The Bottom Line. Biofoam hopes to do what no starch-based product has done: compete on price with polystyrene. To do that, it has to make on-site production work. "We couldn't match polystyrene's price if we produced and distributed our product the normal way," says Alfke. Shipping costs alone add about 10% to the wholesale price of foam peanuts, Alfke estimates. Rent and utilities add 7% or 8% more. The Biofoam model reduces or eliminates all those factors.

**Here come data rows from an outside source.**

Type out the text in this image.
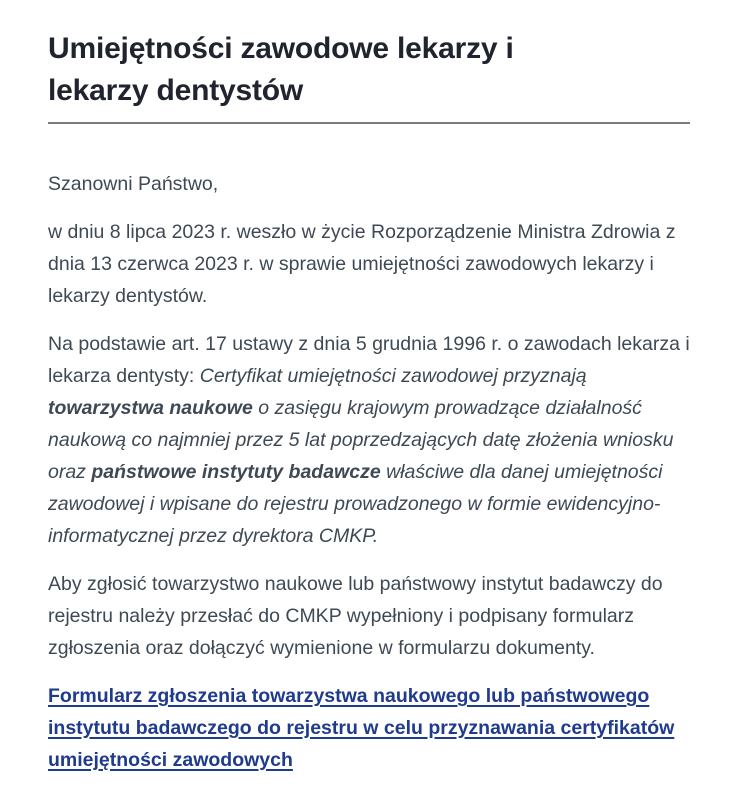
Umiejętności zawodowe lekarzy i
lekarzy dentystów

Szanowni Państwo,

w dniu 8 lipca 2023 r. weszło w życie Rozporządzenie Ministra Zdrowia z dnia 13 czerwca 2023 r. w sprawie umiejętności zawodowych lekarzy i lekarzy dentystów.

Na podstawie art. 17 ustawy z dnia 5 grudnia 1996 r. o zawodach lekarza i lekarza dentysty: Certyfikat umiejętności zawodowej przyznają towarzystwa naukowe o zasięgu krajowym prowadzące działalność naukową co najmniej przez 5 lat poprzedzających datę złożenia wniosku oraz państwowe instytuty badawcze właściwe dla danej umiejętności zawodowej i wpisane do rejestru prowadzonego w formie ewidencyjno-informatycznej przez dyrektora CMKP.

Aby zgłosić towarzystwo naukowe lub państwowy instytut badawczy do rejestru należy przesłać do CMKP wypełniony i podpisany formularz zgłoszenia oraz dołączyć wymienione w formularzu dokumenty.

Formularz zgłoszenia towarzystwa naukowego lub państwowego instytutu badawczego do rejestru w celu przyznawania certyfikatów umiejętności zawodowych
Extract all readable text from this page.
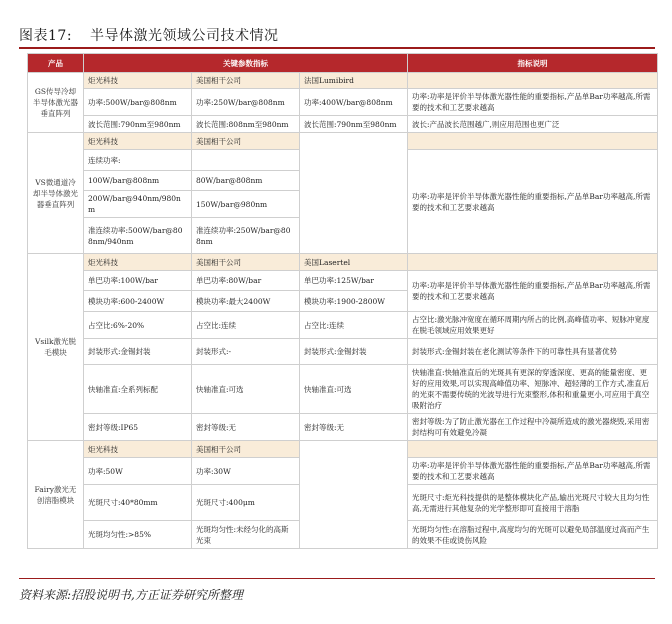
图表17: 半导体激光领域公司技术情况
产品	关键参数指标			指标说明
GS传导冷却半导体激光器垂直阵列	炬光科技	美国相干公司	法国Lumibird	
	功率:500W/bar@808nm	功率:250W/bar@808nm	功率:400W/bar@808nm	功率:功率是评价半导体激光器性能的重要指标,产品单Bar功率越高,所需要的技术和工艺要求越高
	波长范围:790nm至980nm	波长范围:808nm至980nm	波长范围:790nm至980nm	波长:产品波长范围越广,则应用范围也更广泛
VS微通道冷却半导体激光器垂直阵列	炬光科技	美国相干公司		
	连续功率:			功率:功率是评价半导体激光器性能的重要指标,产品单Bar功率越高,所需要的技术和工艺要求越高
	100W/bar@808nm	80W/bar@808nm		
	200W/bar@940nm/980nm	150W/bar@980nm		
	准连续功率:500W/bar@808nm/940nm	准连续功率:250W/bar@808nm		
Vsilk激光脱毛模块	炬光科技	美国相干公司	美国Lasertel	
	单巴功率:100W/bar	单巴功率:80W/bar	单巴功率:125W/bar	功率:功率是评价半导体激光器性能的重要指标,产品单Bar功率越高,所需要的技术和工艺要求越高
	模块功率:600-2400W	模块功率:最大2400W	模块功率:1900-2800W	
	占空比:6%-20%	占空比:连续	占空比:连续	占空比:激光脉冲宽度在循环周期内所占的比例,高峰值功率、短脉冲宽度在脱毛领域应用效果更好
	封装形式:金锡封装	封装形式:-	封装形式:金锡封装	封装形式:金锡封装在老化测试等条件下的可靠性具有显著优势
	快轴准直:全系列标配	快轴准直:可选	快轴准直:可选	快轴准直:快轴准直后的光斑具有更深的穿透深度、更高的能量密度、更好的应用效果,可以实现高峰值功率、短脉冲、超轻薄的工作方式,准直后的光束不需要传统的光波导进行光束整形,体积和重量更小,可应用于真空吸附治疗
	密封等级:IP65	密封等级:无	密封等级:无	密封等级:为了防止激光器在工作过程中冷凝所造成的激光器烧毁,采用密封结构可有效避免冷凝
Fairy激光无创溶脂模块	炬光科技	美国相干公司		
	功率:50W	功率:30W		功率:功率是评价半导体激光器性能的重要指标,产品单Bar功率越高,所需要的技术和工艺要求越高
	光斑尺寸:40*80mm	光斑尺寸:400μm		光斑尺寸:炬光科技提供的是整体模块化产品,输出光斑尺寸较大且均匀性高,无需进行其他复杂的光学整形即可直接用于溶脂
	光斑均匀性:>85%	光斑均匀性:未经匀化的高斯光束		光斑均匀性:在溶脂过程中,高度均匀的光斑可以避免局部温度过高而产生的效果不佳或烫伤风险
资料来源:招股说明书,方正证券研究所整理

Sales of Biofoam loose fill topped $2.5 million in fiscal 1996, a fivefold increase in Alfke's first full year. His steeply ascending projected sales curve hits $80 million by 2000 and yields pretax profits of almost 30%. Alfke's projections are not based on sales of loose fill only. If you visit his office, he can't resist showing you a chunk of stiff packing material made from Biofoam, telling you about exciting experiments with injectable Biofoam, or hinting at Biofoam's amazing capacity to absorb oil spills. But if you bring up rumors of possible medicinal applications, he frowns, squints his blue eyes, and changes the subject. He's afraid no one will take him seriously: "It's important right now that we try to stay focused."